Carmina

Catullus

Catullus, Gaius Valerius. The Carmina of Caius Valerius Catullus. Smithers, Leonard Charles, prose translator. London, Printed for the Translators, 1894.

Varus drew me off from the Forum where I was passing the time to see his lover: a professional, as it seemed to me at first sight, neither inelegant nor lacking good looks. When we came in, we fell to discussing various subjects, among which, how was Bithynia now, how things had gone there, and whether I had made any money there.

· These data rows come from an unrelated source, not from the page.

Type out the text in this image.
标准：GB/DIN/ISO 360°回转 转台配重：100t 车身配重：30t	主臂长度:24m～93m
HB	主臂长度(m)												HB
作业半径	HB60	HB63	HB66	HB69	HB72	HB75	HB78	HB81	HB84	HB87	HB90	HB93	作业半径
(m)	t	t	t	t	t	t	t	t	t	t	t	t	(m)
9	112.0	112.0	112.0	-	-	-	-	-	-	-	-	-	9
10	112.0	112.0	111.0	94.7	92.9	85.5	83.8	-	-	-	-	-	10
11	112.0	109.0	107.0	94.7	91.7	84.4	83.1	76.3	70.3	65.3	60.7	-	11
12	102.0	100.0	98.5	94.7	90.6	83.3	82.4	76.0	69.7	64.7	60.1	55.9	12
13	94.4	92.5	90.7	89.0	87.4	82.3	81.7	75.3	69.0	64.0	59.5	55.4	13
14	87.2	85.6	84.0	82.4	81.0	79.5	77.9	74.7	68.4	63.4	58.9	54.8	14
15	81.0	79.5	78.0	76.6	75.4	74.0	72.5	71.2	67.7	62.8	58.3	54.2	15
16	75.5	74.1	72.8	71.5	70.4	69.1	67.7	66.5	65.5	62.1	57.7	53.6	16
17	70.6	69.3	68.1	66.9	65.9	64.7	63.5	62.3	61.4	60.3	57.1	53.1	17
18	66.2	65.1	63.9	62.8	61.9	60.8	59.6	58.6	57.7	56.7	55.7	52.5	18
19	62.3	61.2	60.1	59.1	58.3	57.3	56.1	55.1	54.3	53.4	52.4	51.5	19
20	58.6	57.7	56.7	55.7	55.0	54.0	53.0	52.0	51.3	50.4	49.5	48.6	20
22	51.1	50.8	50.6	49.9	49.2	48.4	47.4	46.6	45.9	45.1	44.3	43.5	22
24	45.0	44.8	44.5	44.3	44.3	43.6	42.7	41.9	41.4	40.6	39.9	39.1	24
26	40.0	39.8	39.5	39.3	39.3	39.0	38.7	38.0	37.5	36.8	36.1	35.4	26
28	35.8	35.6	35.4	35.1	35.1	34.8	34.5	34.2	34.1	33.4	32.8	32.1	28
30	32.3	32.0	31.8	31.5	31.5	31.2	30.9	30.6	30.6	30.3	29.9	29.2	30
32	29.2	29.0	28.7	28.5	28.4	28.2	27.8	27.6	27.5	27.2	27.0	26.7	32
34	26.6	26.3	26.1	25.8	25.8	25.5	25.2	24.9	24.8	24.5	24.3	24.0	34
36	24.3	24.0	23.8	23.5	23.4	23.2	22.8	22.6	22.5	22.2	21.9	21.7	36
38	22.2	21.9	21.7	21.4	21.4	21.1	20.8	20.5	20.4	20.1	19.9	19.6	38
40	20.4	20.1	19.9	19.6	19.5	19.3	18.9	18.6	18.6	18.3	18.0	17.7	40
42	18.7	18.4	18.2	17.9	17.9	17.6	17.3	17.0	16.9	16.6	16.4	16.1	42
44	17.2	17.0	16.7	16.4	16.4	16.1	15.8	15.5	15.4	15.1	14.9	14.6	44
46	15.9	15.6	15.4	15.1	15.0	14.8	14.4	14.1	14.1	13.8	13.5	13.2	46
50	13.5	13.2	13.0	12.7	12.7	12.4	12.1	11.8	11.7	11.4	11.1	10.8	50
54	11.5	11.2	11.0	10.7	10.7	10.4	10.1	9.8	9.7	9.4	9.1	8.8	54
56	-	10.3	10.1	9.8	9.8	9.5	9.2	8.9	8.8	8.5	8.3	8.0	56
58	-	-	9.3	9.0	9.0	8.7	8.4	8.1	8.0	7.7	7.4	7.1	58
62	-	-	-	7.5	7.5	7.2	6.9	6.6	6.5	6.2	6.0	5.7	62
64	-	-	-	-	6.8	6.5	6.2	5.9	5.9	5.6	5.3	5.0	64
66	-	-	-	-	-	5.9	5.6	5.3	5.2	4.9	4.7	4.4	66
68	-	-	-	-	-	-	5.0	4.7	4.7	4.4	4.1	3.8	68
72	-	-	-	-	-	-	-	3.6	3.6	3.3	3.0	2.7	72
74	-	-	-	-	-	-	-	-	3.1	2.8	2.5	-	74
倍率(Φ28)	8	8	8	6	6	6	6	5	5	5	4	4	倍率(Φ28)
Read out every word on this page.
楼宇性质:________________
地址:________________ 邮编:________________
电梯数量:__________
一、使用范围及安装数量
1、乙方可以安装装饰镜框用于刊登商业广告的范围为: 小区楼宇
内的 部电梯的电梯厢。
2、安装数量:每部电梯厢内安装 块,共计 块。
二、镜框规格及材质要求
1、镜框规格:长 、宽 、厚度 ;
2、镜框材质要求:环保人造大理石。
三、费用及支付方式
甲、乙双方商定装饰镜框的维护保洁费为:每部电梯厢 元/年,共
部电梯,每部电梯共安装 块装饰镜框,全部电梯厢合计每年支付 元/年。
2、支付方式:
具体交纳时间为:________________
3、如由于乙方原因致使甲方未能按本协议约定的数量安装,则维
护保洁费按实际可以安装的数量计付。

I replied what was true, that neither ourselves nor the praetors nor their company had brought away anything whereby to flaunt a better-scented hair-do, especially as our praetor, who boned us all, didn't care a hair for his company. "But surely," she said, "you got some men to bear your litter, for they are said to grow there?" I, to make myself appear to the girl as one of the fortunate, "No," I say, "it did not go that badly with me, ill as the province turned out, that I could not procure eight strapping men to bear me. (But not a single one was mine either here or there who could hoist on his neck the fractured foot of my old bedstead). And she, like the saucy tramp she was, "Please, Catullus," says she, "lend me those bearers for a short time, for I want to ride to the shrine of Serapis." "Hold it!" say I to the girl, "when I said I had this, my mind slipped; my friend, Cinna Gaius, he provided himself with these. In truth, whether his or mine—what is it to me? I use them as though I had paid for them. But you are awfully crude and a bother, not through you am I to be careless."